Edge-TTS: Free Text-to-Speech from Python
Harnessing the Power of Microsoft Edge TTS with the edge-tts Python Library
For developers seeking a versatile and free solution for text-to-speech (TTS) generation, the edge-tts Python library presents an exceptional open-source offering. This project cleverly utilizes Microsoft Edge's online TTS service, enabling users to convert text into speech directly from their Python applications without the need for specialized hardware, operating system dependencies on Windows, or costly API keys.
Effortless Installation and Usage
Getting started with edge-tts is straightforward. A simple pip install edge-tts command is all that's required to integrate its capabilities into your development environment. For those who primarily intend to use the command-line interface, pipx install edge-tts is a recommended alternative.

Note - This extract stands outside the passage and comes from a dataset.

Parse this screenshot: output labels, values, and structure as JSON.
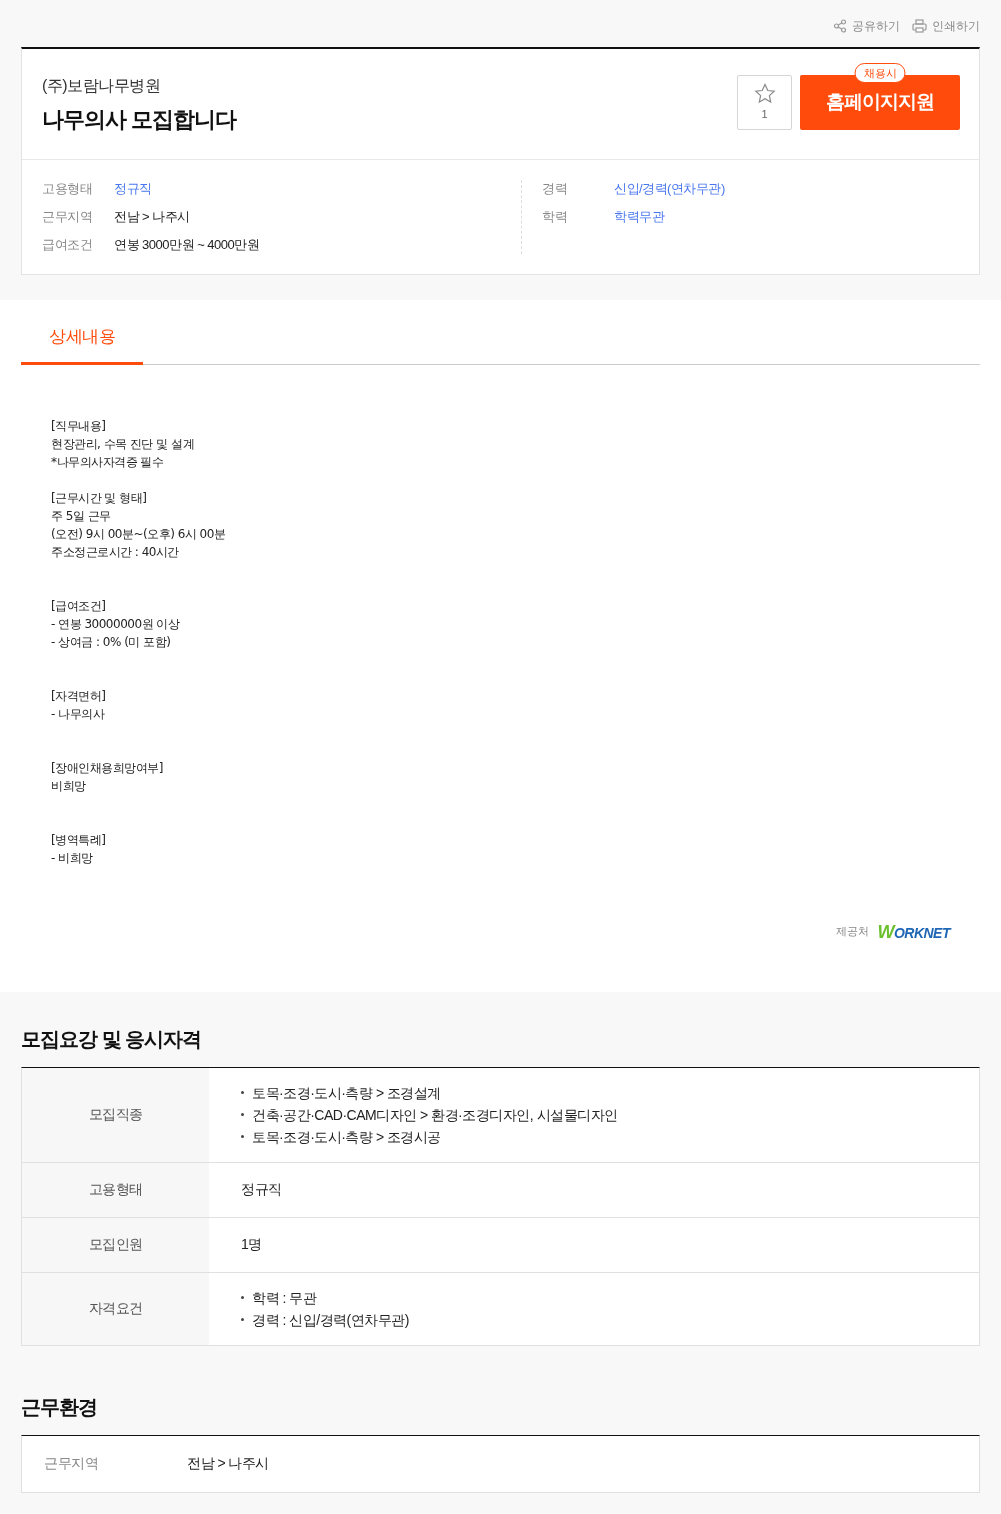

The library provides a user-friendly command-line interface for quick audio generation. You can easily create audio files and corresponding subtitle files with commands like:
$ edge-tts --text "Hello, world!" --write-media hello.mp3 --write-subtitles hello.srt
For immediate playback, the edge-playback command can be used:
$ edge-playback --text "Hello, world!"
It's worth noting that edge-playback requires the mpv command-line player for playback, except on Windows systems.
Customization and Voice Selection
edge-tts shines in its flexibility. You can effortlessly switch between the vast array of voices supported by Microsoft's service using the --voice option. To explore the available voices and their characteristics, simply run:
$ edge-tts --list-voices
This command outputs a comprehensive list of voices, including their names, genders, content categories, and voice personalities, allowing you to select the perfect vocal profile for your needs.
Furthermore, fine-tuning the speech output is readily achievable. Parameters such as speech rate, volume, and pitch can be adjusted using the --rate, --volume, and --pitch options, respectively. Special consideration is needed when using negative values, where you must append a percent sign (e.g., --rate=-50%) to prevent misinterpretation by the command line.
Programmatic Integration
Beyond its command-line utility, edge-tts is designed for seamless integration into Python projects. Developers can import and utilize the module directly within their code, opening up possibilities for creating dynamic text-to-speech functionalities in a wide range of applications, from interactive bots to content creation tools.
Several other projects, such as hass-edge-tts and Podcastfy, already leverage the power of the edge-tts module, demonstrating its practicality and widespread adoption within the developer community.
With its robust features, ease of use, and open-source nature, edge-tts stands out as a valuable tool for anyone looking to incorporate high-quality, accessible text-to-speech capabilities into their Python projects.